I agree and i hear, GC is welcome in D, so be proud of it, and make it great! if nobody can, then drop it and implement some sort of ARC/RC what ever it is called, that would be better than having something that stop the world

Whoever has GC knowledge, open a patreon account and i'll give you my money
November 25, 2020
On Wednesday, 25 November 2020 at 05:55:39 UTC, ryuukk_ wrote:
> This is a step in the right direction, but as usual, when will we see the results?
>
> - GC that doesn't eat my precious memory
>
> - GC that doesn't stop the world
>
> - GC that doesn't affect the frame budget for a game
>
>
> That is it, requirements are simple
>
> I agree and i hear, GC is welcome in D, so be proud of it, and make it great! if nobody can, then drop it and implement some sort of ARC/RC what ever it is called, that would be better than having something that stop the world
>
> Whoever has GC knowledge, open a patreon account and i'll give you my money

ARC/RC also stops the world, hence the typical optimization to move the referenced data to a background thread when the reference count reaches zero for cleanup, and use of deferred/hazardous pointers.

Which when coupled with a couple of other optimizations, it becomes hardly indistinguishable from basic tracing GC algorithms.
November 25, 2020
On Wednesday, 25 November 2020 at 06:21:21 UTC, Paulo Pinto wrote:
>
> ARC/RC also stops the world, hence the typical optimization to move the referenced data to a background thread when the reference count reaches zero for cleanup, and use of deferred/hazardous pointers.
>
> Which when coupled with a couple of other optimizations, it becomes hardly indistinguishable from basic tracing GC algorithms.

Except that it's an algorithm oblivious to the involved heap sizes. And that it doesn't require heuristics how to handle the different "generations" (as there are none). And that it requires much less memory. And that it works well with custom destructors.

November 25, 2020
On Wednesday, 25 November 2020 at 06:21:21 UTC, Paulo Pinto wrote:
> ARC/RC also stops the world, hence the typical optimization to move the referenced data to a background thread when the reference count reaches zero for cleanup, and use of deferred/hazardous pointers.

ARC does not stop the world.
Algorithms that need hazard should do their own.

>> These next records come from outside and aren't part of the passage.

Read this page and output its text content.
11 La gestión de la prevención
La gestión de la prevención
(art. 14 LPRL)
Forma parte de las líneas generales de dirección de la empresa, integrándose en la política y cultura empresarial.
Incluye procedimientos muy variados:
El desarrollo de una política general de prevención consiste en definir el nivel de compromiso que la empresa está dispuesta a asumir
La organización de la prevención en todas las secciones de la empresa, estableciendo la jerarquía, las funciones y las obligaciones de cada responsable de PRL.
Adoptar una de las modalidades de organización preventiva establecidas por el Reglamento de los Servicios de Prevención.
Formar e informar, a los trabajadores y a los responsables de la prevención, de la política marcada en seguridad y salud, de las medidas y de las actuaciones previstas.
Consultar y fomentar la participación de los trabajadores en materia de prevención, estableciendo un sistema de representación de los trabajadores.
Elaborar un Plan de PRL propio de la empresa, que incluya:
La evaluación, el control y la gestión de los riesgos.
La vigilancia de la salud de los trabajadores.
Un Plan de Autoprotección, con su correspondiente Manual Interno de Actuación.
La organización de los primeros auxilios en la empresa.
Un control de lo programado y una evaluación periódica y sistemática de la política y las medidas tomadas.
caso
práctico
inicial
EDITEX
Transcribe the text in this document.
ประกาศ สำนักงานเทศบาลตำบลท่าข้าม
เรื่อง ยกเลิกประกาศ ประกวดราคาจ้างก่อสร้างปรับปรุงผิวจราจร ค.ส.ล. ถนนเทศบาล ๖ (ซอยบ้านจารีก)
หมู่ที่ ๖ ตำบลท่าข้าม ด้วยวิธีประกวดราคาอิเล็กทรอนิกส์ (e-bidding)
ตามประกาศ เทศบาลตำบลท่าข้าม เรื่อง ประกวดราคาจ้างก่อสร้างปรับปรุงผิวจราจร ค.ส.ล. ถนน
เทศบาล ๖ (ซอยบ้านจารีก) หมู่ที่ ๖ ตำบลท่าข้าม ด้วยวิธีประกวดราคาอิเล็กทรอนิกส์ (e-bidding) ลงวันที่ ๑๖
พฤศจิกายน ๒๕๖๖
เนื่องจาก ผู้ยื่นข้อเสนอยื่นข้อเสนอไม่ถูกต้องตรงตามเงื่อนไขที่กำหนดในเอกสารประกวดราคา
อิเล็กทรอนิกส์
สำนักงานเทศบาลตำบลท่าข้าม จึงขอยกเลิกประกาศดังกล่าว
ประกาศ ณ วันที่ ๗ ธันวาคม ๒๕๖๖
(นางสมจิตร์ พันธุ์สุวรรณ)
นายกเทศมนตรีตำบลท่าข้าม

ARC should be as light as it can be. D is for systems programming.

November 25, 2020
On Wednesday, 25 November 2020 at 07:43:23 UTC, Ola Fosheim Grostad wrote:
> ARC does not stop the world.

He means the "unbounded" destruction phase when an enormous data structure needs to be free()d. This problem -- if it really comes up -- is not part of the reference counting mechanism at all. Manual memory management with free() calls produces exactly the same effect.
November 25, 2020
Unity moving to incremental GC

https://www.youtube.com/watch?v=5Fks2NArDc0
November 25, 2020
On Wednesday, 25 November 2020 at 07:54:57 UTC, Araq wrote:
> On Wednesday, 25 November 2020 at 07:43:23 UTC, Ola Fosheim Grostad wrote:
>> ARC does not stop the world.
>
> He means the "unbounded" destruction phase when an enormous data structure needs to be free()d. This problem -- if it really comes up -- is not part of the reference counting mechanism at all. Manual memory management with free() calls produces exactly the same effect.

It could happen in a game where you can teleport, but ARC can be combined with scene allocators. So if you delete the whole scene you would not need to deallocate individual objects.